|Plot Location||Hong Kong Cemetery
|Place of Birth||Strand district, London|
|Date of Birth (Eng)||1840|
|Date of Birth (Heb)|
|Date of Death (Eng)||October 30, 1889|
|Date of Death (Heb)|
|Age at Death||49|
|Spouse’s Name||Alice Levy née Norton|
|Father’s Name||Morrice Levy|
|Mother’s Name||Hannah Levy née Alexander|
|Title (e.g., Dr)|
|Religious Status (כ/ל/י)|
|Cause of Death|
|Other Family Data||He had 15 siblings. Two of his brothers, Henry and Albert, also went to China. Henry died in Shanghai in 1863 at the age of 26.|
|Inscription (Eng)||IN LOVING MEMORY
WHO DEPARTED THIS LIFE
30TH OCTOBER, 1889.
IN HIS 50TH YEAR.
“THERE IS NO DEATH. WHAT SEEMS SO. IS
TRANSITION. THIS LIFE OF MORTAL BREATH.
IS BUT A SUBURB OF THE LIFE ELYSIAN.
WHOSE PORTAL WE CALL DEATH.”
|Inscription (Heb)||פ נ ת נ צ ב ה|
|Historical||Alexander arrived in HK in 1859 to work for the brokering firm, C. C. Cohen & Co., located on D’Aguilar Street. At that time, he lived with the firm’s founder, Charles Coleman Cohen. In 1871, he joined Landstein & Co, which was owned by William Rudolph Landstein (1G5). Following Landstein’s death in 1881, he became the company’s manager but in 1883 he joined George R. Stevens Co. The following year he operated under his own name. In 1886, he was appointed the agent for Hong Kong of the South British Insurance Company (now part of the Aviva Group) but on July 24, 1889, a new agent was appointed. It is unclear whether he left the company at that point or if he was too ill to continue working as he died just a few months later.
On June 11, 1863, in Shanghai, he joined the Northern Lodge of China, associated with the United Grand Lodge of England, where he remained a member until 1867, when he transferred to the Perseverance Lodge of Hong Kong. This lodge included other Jewish members, such as Charles Coleman Cohen, Raphael Aaron Belilios and Henry Ash Cohen.
In 1869, he was summoned to court on the charge of assaulting Charles Cohen’s boy (servant). The boy had answered back when Alexander Levy told him to clean the verandah, saying “suppose you no like my, more better you catchee another boy”. Levy gave him four blows to the face for this impertinence, which the magistrate thought quite reasonable, fining him only 25 cents.

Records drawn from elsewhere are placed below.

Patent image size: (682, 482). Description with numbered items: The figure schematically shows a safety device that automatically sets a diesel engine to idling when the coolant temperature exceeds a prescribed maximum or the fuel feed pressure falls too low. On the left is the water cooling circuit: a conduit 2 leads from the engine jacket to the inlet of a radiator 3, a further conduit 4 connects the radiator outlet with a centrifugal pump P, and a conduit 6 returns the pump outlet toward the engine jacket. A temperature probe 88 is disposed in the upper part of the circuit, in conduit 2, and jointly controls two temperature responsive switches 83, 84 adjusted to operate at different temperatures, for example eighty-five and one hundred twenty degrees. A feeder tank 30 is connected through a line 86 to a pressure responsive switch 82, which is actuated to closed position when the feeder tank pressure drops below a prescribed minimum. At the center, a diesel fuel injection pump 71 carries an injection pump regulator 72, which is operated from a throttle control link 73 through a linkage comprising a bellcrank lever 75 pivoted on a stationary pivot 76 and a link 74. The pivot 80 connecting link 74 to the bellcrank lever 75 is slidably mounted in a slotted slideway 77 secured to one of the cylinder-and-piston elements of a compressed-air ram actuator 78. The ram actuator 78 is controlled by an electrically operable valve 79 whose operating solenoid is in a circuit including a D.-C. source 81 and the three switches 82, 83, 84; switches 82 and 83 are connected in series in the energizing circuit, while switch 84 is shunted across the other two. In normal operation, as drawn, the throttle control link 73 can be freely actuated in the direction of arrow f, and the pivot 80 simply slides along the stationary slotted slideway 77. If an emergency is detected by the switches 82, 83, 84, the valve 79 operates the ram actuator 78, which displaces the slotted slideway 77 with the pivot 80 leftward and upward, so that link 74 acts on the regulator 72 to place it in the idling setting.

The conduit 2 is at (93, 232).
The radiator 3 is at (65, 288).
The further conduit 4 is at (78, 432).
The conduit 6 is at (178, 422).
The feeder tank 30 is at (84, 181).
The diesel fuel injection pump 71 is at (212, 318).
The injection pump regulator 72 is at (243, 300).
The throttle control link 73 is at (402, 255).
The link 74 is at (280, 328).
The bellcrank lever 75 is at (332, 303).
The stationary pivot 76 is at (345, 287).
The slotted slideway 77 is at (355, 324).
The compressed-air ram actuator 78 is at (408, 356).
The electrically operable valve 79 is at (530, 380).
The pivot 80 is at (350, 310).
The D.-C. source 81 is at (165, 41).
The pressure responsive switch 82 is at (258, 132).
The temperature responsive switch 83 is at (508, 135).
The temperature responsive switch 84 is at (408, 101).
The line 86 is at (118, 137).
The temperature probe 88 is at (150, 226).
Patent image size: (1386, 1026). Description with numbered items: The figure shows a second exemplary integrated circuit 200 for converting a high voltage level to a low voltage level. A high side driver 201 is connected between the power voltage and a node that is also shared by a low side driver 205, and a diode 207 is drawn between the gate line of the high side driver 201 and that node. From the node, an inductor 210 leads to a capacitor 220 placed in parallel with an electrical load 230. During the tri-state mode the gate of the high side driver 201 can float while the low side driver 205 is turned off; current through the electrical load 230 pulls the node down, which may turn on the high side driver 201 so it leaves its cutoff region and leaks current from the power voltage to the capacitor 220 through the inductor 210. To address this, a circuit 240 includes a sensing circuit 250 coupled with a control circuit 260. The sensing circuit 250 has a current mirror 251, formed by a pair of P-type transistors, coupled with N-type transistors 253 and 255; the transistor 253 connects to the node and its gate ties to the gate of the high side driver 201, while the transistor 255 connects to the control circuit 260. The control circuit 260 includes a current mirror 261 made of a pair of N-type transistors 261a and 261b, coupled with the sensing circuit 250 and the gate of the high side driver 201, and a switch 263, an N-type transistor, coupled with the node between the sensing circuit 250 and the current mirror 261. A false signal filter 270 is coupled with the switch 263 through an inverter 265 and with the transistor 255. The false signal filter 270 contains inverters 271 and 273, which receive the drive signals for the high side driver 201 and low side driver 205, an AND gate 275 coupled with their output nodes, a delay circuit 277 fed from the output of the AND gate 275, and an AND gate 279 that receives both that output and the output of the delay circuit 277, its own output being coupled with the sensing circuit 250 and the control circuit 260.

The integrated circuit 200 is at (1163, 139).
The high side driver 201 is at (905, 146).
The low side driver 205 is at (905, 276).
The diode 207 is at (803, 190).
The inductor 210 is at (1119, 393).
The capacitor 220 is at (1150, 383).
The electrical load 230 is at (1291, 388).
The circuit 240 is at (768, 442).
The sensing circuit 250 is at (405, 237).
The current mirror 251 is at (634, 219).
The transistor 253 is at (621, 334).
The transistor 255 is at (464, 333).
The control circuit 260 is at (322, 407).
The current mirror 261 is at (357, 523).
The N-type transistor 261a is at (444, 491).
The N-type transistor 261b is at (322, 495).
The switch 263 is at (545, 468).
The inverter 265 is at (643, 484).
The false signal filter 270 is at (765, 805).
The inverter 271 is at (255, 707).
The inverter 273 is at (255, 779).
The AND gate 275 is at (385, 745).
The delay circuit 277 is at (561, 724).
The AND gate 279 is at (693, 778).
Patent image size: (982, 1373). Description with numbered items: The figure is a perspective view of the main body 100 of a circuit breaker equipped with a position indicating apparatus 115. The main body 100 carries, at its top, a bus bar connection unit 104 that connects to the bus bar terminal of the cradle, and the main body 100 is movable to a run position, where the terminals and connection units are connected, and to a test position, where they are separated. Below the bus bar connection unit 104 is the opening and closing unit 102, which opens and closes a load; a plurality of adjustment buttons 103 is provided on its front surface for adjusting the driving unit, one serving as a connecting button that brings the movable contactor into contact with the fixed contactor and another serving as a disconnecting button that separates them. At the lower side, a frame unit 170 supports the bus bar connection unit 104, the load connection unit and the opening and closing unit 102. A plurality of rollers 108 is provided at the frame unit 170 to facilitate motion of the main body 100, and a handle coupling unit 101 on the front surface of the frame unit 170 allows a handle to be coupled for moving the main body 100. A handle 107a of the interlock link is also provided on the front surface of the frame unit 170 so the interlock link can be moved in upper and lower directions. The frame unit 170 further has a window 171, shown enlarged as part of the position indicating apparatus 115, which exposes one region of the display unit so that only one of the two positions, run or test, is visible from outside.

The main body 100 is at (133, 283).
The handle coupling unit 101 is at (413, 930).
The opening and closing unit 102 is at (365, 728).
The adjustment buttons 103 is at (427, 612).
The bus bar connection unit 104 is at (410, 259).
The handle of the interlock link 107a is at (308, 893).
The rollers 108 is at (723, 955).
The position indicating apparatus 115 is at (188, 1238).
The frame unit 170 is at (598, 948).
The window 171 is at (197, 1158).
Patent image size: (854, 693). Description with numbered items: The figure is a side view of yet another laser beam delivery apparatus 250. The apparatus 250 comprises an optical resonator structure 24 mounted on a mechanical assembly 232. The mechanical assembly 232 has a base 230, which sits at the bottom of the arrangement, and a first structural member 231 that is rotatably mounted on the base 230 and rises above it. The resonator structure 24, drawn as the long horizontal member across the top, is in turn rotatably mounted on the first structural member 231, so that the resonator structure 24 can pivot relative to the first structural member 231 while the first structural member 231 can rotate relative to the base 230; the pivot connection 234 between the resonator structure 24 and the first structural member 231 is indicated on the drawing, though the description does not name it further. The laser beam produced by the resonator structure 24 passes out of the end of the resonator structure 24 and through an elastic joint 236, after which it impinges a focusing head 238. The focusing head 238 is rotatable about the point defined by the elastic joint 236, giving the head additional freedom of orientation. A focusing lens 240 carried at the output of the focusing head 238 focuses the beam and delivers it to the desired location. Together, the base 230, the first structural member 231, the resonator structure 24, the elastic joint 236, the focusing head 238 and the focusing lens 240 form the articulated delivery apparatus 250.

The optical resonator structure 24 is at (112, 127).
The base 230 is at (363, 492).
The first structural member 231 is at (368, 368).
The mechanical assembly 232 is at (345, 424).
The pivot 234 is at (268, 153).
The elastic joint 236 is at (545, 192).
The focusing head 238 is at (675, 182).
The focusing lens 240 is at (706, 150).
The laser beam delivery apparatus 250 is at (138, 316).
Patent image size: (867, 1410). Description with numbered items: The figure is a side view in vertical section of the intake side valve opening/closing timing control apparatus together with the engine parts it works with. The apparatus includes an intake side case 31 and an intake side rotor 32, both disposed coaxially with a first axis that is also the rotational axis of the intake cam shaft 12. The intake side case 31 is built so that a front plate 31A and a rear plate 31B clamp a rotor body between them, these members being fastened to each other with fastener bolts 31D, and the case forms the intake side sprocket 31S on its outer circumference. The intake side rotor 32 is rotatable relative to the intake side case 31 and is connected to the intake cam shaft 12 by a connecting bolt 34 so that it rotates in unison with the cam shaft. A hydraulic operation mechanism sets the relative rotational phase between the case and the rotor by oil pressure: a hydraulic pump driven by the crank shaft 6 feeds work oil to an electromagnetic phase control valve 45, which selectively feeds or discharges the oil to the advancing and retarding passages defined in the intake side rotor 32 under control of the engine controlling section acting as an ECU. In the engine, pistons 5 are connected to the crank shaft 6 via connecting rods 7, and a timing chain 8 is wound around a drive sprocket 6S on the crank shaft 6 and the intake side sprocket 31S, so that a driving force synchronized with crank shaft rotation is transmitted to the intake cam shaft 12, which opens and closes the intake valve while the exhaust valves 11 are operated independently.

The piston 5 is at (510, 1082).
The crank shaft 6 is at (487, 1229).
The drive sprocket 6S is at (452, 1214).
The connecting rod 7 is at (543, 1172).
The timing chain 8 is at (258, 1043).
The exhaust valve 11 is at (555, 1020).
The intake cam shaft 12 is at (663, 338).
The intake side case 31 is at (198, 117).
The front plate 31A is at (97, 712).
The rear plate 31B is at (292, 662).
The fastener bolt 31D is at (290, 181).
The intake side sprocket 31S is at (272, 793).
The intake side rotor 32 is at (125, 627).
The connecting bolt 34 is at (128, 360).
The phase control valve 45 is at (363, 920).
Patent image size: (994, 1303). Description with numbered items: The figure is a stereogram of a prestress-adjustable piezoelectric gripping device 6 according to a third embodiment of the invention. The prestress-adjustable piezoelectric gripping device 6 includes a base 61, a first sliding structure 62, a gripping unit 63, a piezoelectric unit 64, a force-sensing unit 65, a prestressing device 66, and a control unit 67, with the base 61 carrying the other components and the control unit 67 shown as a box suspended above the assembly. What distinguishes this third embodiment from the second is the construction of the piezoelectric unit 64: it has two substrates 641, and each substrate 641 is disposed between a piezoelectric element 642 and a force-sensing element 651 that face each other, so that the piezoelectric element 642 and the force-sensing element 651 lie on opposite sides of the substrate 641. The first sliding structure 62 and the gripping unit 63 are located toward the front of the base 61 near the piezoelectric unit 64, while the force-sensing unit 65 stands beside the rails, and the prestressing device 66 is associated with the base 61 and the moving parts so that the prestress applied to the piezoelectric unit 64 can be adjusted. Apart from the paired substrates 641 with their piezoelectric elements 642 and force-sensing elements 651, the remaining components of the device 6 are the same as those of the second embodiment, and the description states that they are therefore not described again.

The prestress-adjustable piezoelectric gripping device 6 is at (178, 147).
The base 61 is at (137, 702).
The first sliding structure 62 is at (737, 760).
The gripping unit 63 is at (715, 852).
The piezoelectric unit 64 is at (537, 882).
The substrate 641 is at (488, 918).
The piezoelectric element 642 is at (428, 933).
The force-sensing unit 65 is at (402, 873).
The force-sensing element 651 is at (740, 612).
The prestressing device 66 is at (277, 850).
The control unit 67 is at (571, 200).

His father was a sheriff’s officer (similar to a bailiff, it was the family business), a wine merchant and part-owner of the Drury Lane Theatre. He had eight children (including Alexander) with his first wife, Hannah Alexander, and another eight children with his second wife, also named Hannah, and whom he married 15 months after the death of the first Hannah. Morrice’s father, William Levy, founded the family fortune from keeping a brothel in London, which fortune was further increased through the business of sheriff’s officer and associated money lending.
In addition to his two brothers who also went to China, he had another brother who was a magician, ran postal bodybuilding courses, and promoted home electroplating powder. His nephews included a pioneer of Canadian broadcasting, an artist who wrote an anthropological study of Samoa, and a member of the British Special Forces in WWII.
He married Alice, a Protestant from Manchester, on September 1, 1887, in a church in Hong Kong. They lived at Parsee Villa on Mosque Junction, off Robinson Road.